In order for an erection to occur, blood must be able to fill the corpus cavernosum (the spongy tissue that makes up the bulk of the penis). The corpus cavernosum is surrounded by a thin layer of smooth muscle tissue. When sexual stimulation occurs, this muscle relaxes and allows blood to flow into the corpus cavernosum. The increased blood flow fills the corpora cavernosa and spills over into the surrounding spaces, causing the penis to expand and become rigid.
If blood flow to the penis is insufficient or if it fails to stay within the corpora cavernosa, then an erection will not occur. Poor blood flow can be due to narrowing of the arteries that supply blood to the penis (arterial insufficiency) or damage to the nerves that control erections (neurogenic ED). Arterial insufficiency is often caused by atherosclerosis, or hardening of the arteries. This can happen as a result of aging, diabetes, smoking, high blood pressure, high cholesterol, or obesity. Neurogenic ED can be due to nerve damage caused by surgery, trauma, diabetes, radiation, or certain medications. Low levels of testosterone can also cause ED by decreasing libido and sexual arousal. Psychological causes such as anxiety, depression, and stress can also lead to ED.

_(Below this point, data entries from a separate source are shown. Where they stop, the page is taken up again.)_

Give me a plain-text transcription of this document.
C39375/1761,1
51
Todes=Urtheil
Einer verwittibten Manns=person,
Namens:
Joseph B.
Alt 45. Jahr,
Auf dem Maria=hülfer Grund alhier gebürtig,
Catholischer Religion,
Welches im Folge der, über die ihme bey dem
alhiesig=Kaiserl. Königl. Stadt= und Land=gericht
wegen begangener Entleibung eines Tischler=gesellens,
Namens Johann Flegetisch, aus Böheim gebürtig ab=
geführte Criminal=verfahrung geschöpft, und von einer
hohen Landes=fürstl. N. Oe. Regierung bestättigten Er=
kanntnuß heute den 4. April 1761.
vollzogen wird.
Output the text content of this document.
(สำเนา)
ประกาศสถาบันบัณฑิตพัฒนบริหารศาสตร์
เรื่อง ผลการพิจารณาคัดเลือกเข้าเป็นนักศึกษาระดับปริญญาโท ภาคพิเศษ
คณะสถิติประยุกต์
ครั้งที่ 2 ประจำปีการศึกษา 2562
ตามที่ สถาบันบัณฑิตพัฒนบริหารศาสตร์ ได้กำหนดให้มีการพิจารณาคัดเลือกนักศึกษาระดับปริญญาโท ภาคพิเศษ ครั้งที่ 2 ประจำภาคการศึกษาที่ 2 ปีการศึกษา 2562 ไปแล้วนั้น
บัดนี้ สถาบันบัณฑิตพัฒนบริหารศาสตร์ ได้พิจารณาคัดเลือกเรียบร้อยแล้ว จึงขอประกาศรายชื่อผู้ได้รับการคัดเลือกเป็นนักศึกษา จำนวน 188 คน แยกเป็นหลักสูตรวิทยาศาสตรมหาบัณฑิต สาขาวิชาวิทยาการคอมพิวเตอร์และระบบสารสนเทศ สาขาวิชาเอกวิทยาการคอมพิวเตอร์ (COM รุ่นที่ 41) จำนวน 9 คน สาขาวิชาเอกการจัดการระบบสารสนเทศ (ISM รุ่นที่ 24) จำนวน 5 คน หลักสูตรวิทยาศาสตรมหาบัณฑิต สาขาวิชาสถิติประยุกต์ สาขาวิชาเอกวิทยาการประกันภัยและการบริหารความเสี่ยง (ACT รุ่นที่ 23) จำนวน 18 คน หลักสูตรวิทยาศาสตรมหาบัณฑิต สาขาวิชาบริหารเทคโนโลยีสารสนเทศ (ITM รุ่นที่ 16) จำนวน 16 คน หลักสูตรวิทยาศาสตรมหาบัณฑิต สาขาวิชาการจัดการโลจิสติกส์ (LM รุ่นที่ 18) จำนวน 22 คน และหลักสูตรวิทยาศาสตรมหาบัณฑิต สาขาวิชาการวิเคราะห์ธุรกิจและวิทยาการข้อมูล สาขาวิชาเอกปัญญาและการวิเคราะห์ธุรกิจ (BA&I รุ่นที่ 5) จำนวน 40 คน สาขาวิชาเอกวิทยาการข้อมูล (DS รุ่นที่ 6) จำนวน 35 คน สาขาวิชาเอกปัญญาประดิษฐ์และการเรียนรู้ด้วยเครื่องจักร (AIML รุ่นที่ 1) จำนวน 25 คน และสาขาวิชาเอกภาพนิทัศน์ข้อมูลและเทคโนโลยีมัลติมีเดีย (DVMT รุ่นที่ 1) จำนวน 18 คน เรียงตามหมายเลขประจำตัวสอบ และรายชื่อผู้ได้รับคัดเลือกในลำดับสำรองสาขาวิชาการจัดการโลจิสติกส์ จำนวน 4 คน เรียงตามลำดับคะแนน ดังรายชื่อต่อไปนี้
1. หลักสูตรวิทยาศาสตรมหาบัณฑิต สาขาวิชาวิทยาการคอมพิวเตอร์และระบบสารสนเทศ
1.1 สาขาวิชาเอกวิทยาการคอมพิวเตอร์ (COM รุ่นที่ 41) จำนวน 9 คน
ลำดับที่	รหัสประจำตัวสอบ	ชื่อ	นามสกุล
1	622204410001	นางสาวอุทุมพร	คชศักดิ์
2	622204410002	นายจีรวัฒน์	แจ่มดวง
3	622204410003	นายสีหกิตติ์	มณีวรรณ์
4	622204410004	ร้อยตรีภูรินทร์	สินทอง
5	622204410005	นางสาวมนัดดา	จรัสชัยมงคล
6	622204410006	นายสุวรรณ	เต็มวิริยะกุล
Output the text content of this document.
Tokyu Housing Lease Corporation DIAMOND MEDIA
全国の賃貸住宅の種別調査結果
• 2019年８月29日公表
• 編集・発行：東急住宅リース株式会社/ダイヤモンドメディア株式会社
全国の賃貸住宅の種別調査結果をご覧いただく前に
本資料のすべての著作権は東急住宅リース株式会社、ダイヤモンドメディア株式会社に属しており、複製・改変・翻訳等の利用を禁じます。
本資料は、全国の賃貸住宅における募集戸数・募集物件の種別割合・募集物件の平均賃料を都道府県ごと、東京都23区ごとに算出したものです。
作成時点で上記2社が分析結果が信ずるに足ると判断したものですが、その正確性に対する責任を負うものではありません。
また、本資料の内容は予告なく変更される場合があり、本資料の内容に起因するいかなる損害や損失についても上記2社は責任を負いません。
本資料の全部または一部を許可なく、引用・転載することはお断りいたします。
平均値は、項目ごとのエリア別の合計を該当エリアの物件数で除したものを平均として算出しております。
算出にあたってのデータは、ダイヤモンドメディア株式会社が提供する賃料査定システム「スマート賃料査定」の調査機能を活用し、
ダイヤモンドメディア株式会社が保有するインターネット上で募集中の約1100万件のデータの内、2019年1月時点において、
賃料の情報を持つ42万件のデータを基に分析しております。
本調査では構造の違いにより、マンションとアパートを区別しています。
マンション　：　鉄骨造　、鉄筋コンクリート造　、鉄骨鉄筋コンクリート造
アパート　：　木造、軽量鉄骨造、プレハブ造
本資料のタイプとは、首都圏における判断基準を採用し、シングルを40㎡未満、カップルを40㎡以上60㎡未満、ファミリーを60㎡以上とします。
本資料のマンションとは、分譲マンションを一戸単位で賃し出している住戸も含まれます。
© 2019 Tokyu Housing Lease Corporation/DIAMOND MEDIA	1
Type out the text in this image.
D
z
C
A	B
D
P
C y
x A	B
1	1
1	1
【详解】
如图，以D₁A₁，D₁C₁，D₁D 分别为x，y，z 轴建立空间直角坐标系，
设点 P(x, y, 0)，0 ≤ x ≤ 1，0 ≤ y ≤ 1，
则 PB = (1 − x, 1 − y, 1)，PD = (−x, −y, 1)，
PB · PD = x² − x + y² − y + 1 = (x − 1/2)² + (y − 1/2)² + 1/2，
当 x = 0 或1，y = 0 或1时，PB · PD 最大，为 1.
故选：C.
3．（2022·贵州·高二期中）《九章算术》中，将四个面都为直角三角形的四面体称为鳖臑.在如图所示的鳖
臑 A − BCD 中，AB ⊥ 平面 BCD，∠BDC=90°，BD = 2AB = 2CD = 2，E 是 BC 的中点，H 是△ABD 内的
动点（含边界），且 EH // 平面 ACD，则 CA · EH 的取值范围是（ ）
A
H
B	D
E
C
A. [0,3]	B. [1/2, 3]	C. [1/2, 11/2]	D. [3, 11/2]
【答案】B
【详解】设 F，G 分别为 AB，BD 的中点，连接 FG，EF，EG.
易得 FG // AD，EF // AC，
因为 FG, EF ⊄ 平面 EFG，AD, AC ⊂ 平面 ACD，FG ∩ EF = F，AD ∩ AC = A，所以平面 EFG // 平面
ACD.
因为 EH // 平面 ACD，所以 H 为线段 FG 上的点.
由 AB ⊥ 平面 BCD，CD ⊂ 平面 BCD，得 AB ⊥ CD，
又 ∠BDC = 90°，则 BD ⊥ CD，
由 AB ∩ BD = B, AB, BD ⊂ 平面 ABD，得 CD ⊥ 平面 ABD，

Treatments for erectile dysfunction
There are several treatments for erectile dysfunction, including:
-Oral medications such as sildenafil (Viagra), tadalafil (Cialis), and vardenafil (Levitra)
-Intracavernosal injections of alprostadil (Caverject Impulse, Edex)
Your doctor will likely start with the least invasive treatment and move to more invasive treatments if the first line of treatment does not work.
Understanding what nerves control erectile function is important for healthcare providers when treating patients with sexual dysfunction. An understanding of the anatomy and physiology of these nerves helps medical professionals to better diagnose, treat and manage any issues related to sexual health. Additionally, having an understanding of the role that these nerves play allows individuals to make informed decisions about their own health in order to ensure they maintain optimal sexual function.